Without really diving into this ticket (since John is working on it), my guess is that the number of Dirac points is the critical piece here. You've said several times that a small number works but a big number doesn't. It appears that MOOSE is allocating enough space for the larger number of points, but the problem is that we aren't ever filling in that space. This means that there's a loop somewhere that's not indexing to the right number of values. Maybe as you've already figured out, it's the material reinit loop? Perhaps we are only covering the "normal" number of quadrature points and not hitting the extra ones due to the Dirac kernel being present?
Yep, the drelative_permeability_dvar (and similar) is the problem.
So by "is the problem" I guess you mean you somehow commented this line out and the valgrind errors went away?

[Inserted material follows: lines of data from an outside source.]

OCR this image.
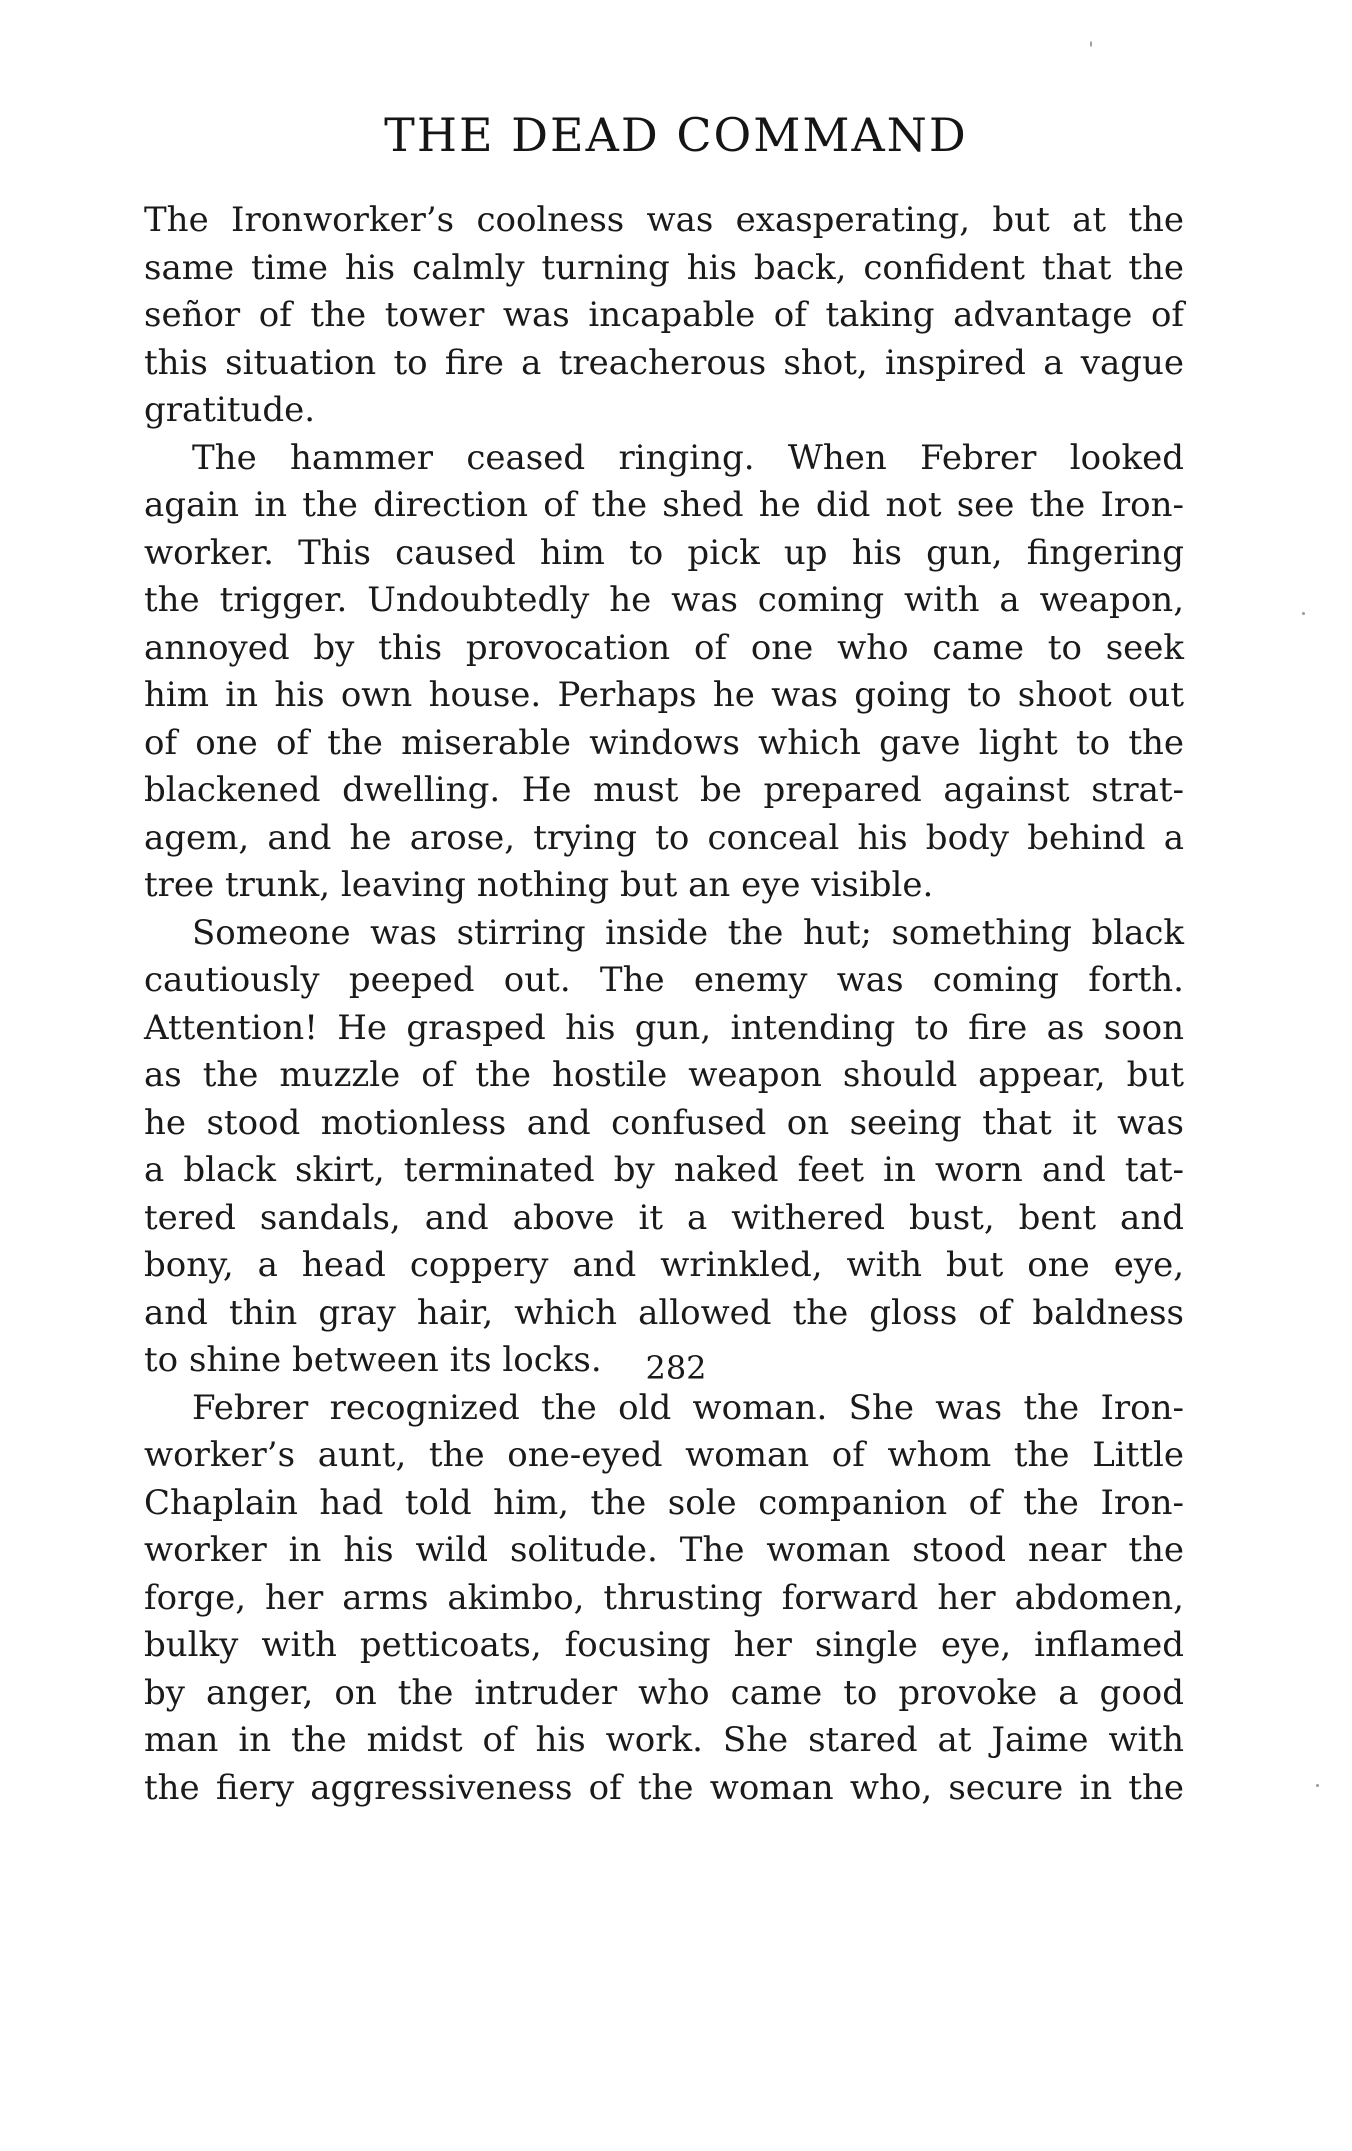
THE DEAD COMMAND
The Ironworker’s coolness was exasperating, but at the
same time his calmly turning his back, confident that the
señor of the tower was incapable of taking advantage of
this situation to fire a treacherous shot, inspired a vague
gratitude.
The hammer ceased ringing. When Febrer looked
again in the direction of the shed he did not see the Iron-
worker. This caused him to pick up his gun, fingering
the trigger. Undoubtedly he was coming with a weapon,
annoyed by this provocation of one who came to seek
him in his own house. Perhaps he was going to shoot out
of one of the miserable windows which gave light to the
blackened dwelling. He must be prepared against strat-
agem, and he arose, trying to conceal his body behind a
tree trunk, leaving nothing but an eye visible.
Someone was stirring inside the hut; something black
cautiously peeped out. The enemy was coming forth.
Attention! He grasped his gun, intending to fire as soon
as the muzzle of the hostile weapon should appear, but
he stood motionless and confused on seeing that it was
a black skirt, terminated by naked feet in worn and tat-
tered sandals, and above it a withered bust, bent and
bony, a head coppery and wrinkled, with but one eye,
and thin gray hair, which allowed the gloss of baldness
to shine between its locks.
Febrer recognized the old woman. She was the Iron-
worker’s aunt, the one-eyed woman of whom the Little
Chaplain had told him, the sole companion of the Iron-
worker in his wild solitude. The woman stood near the
forge, her arms akimbo, thrusting forward her abdomen,
bulky with petticoats, focusing her single eye, inflamed
by anger, on the intruder who came to provoke a good
man in the midst of his work. She stared at Jaime with
the fiery aggressiveness of the woman who, secure in the
282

Regarding this line of code
I don't think we have any other instances in the framework where declarePropertyDerivative()
is used in a ternary operator. I don't see any problem with it in principle, but it might be simple to try running the code with one branch or the other hard-coded and see if that changes anything? I also don't really see how _drelative_permeability_ds
is related to _drelative_permeability_dvar
...
Yes, by "the problem" i mean that valgrind reports no error when i simply replace all appearances of _drelative_permeability_dvar
(and the other _dXXX_dvar
Material Properties) with _relative_permeability
(and XXX
) in this chunk of code
https://github.com/idaholab/moose/blob/256b2a0c10679ed36ba780f36743bf4ae153a56b/modules/porous_flow/src/dirackernels/PorousFlowLineSink.C#L283-L329
Today i will attempt to get rid of that ternary operator in the constructor and see what happens, but doubt it's the problem as we're using ternary operators all over the place in PorousFlow and have no other problems. If it is the ternary it must be that it must be a problem with the DerivativeMaterials. Getting rid of the ternary will be a large chore because there are many of them: don't try it yourself!
Rationale
Calling @jwpeterson , @andrsd , @rwcarlsen (or anyone else who's keen!).
My DiracKernels don't produce the correct Jacobian when there are too many Dirac points. Can you help, please?
Description
For instance, see
https://github.com/idaholab/moose/blob/devel/modules/porous_flow/test/tests/jacobian/line_sink03.i
That is a very old test and has been skipped since its inception with the comment
skip = 'Only works sporadically -- too many qps?'
.This has not really effected me much as i just try to keep the number of Dirac points to a minimum in each element. But it's starting to annoy me and i wonder if there's something quite fundamentally wrong somewhere.
As the "skip" comment mentions: this is a sporadic failure - sometimes the Jacobian is fine, and sometimes it's not!
Impact
Correct DiracKernel implementation in PorousFlow = good.